We planned a picnic on the TV room floor, with popcorn for Little Liebchen and me and Trader Joe’s cheesey sandwich crackers for Das Big Boy. But then at 4:00, as I was making the popcorn, Little Liebchen dropped and shattered her glass of milk (yes, I’m an idiot and I sometimes give her open glasses with which to walk around). So I shooed her away. Then Das Big boy came thundering into the room, pushing LL’s doll stroller. “Stay away from the play kitchen,” I told him. “There’s glass over there and you could get hurt.” He ignored me. “DBB, stay away. Be careful! Get away from there!” He backed up, then went for it full force. So I screamed at him to move away. Like, really screamed. I am a mom who yells sometimes, I admit it. But I am not a screamer.

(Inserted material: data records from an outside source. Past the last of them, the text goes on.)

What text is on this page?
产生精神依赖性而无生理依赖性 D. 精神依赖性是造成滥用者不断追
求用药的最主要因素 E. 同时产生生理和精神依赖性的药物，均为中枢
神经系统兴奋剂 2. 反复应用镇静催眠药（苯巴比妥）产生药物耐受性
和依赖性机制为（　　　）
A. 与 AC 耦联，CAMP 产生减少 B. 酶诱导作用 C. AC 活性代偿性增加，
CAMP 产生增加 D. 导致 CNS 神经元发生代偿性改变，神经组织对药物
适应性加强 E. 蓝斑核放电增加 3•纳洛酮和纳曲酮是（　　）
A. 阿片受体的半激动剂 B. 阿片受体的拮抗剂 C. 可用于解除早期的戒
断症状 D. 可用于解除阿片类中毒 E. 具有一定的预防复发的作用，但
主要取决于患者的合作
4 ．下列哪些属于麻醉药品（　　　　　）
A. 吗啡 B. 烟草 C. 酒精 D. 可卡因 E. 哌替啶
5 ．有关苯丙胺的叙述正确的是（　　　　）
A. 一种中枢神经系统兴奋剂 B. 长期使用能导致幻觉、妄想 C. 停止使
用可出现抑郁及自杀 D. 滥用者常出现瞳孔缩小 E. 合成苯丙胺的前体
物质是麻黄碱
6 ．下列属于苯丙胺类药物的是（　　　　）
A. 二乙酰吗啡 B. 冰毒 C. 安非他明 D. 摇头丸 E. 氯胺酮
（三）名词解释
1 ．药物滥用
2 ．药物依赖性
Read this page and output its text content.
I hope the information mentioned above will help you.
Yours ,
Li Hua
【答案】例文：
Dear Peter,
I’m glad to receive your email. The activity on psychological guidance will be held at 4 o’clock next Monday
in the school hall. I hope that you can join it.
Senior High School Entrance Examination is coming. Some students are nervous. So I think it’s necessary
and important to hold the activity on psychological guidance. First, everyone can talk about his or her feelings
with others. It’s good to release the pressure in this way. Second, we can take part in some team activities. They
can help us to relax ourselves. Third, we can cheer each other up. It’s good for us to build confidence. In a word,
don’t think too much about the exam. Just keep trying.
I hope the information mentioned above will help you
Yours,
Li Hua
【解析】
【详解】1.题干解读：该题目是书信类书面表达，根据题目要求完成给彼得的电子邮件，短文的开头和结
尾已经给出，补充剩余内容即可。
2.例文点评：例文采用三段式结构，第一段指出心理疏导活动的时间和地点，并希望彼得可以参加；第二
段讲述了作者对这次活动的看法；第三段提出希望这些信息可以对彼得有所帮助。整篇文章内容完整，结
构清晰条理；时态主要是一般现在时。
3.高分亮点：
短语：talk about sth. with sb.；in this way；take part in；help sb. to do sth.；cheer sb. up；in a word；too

And then he moved away, but started to have a meltdown. So I put him in a timeout (or maybe it was a time in, since I went with him), and explained to him that I had screamed not because I was mad, but because I was afraid he would get hurt. And that when it’s a matter of safety, he has to listen and can’t play around. And he stopped melting. And he listened. And we both apologized. Was that me and my kid?!
The miracle of it was that neither of us allowed it to be anything other than a blip in an otherwise delightful day. We still watched our TV (I didn’t hold the incident against him because a) he had made it to 4, and b) he calmed down so well. (And, ok, c) because I was excited for our cozy time.)
Then our cozy time was wonderful. We watched the shows we’d planned on. We snuggled and snacked. So there was a lesson here for me: That it’s so much better to let go of the tough moments and not let them define the day. Getting mad, or scared, or stressed doesn’t mean one has to stay that way. (Duh. But also difficult).
But let’s be honest: it’s impossible not to let the weather define the day. Seriously. Snow. What the fuck?! I’ve lived in New England for thirty-two of my thirty-seven years, including four years in New Hampshire. I have never seen anything like this. Here are some views from my house:
Today, I went out to shovel our walkway and a path to the car. I informed Das Big Boy of my intentions. “No,” he said, “Only Daddy shovels.” Groan. #failedfeminist. And then I did shovel. And I did a great job. So there. But not so great that I want school tomorrow. Not sure I want to dig out my car. And if the kiddos are such sweetpeas again, I’ll have fun being home with them. I give this a much lower likelihood than the survival of that garage.
And local friends, don’t look at the forecast.
PS: the title of this post has nothing to do with anything, really, except it’s Gordon’s catchphrase on Thomas and I’m obsessed.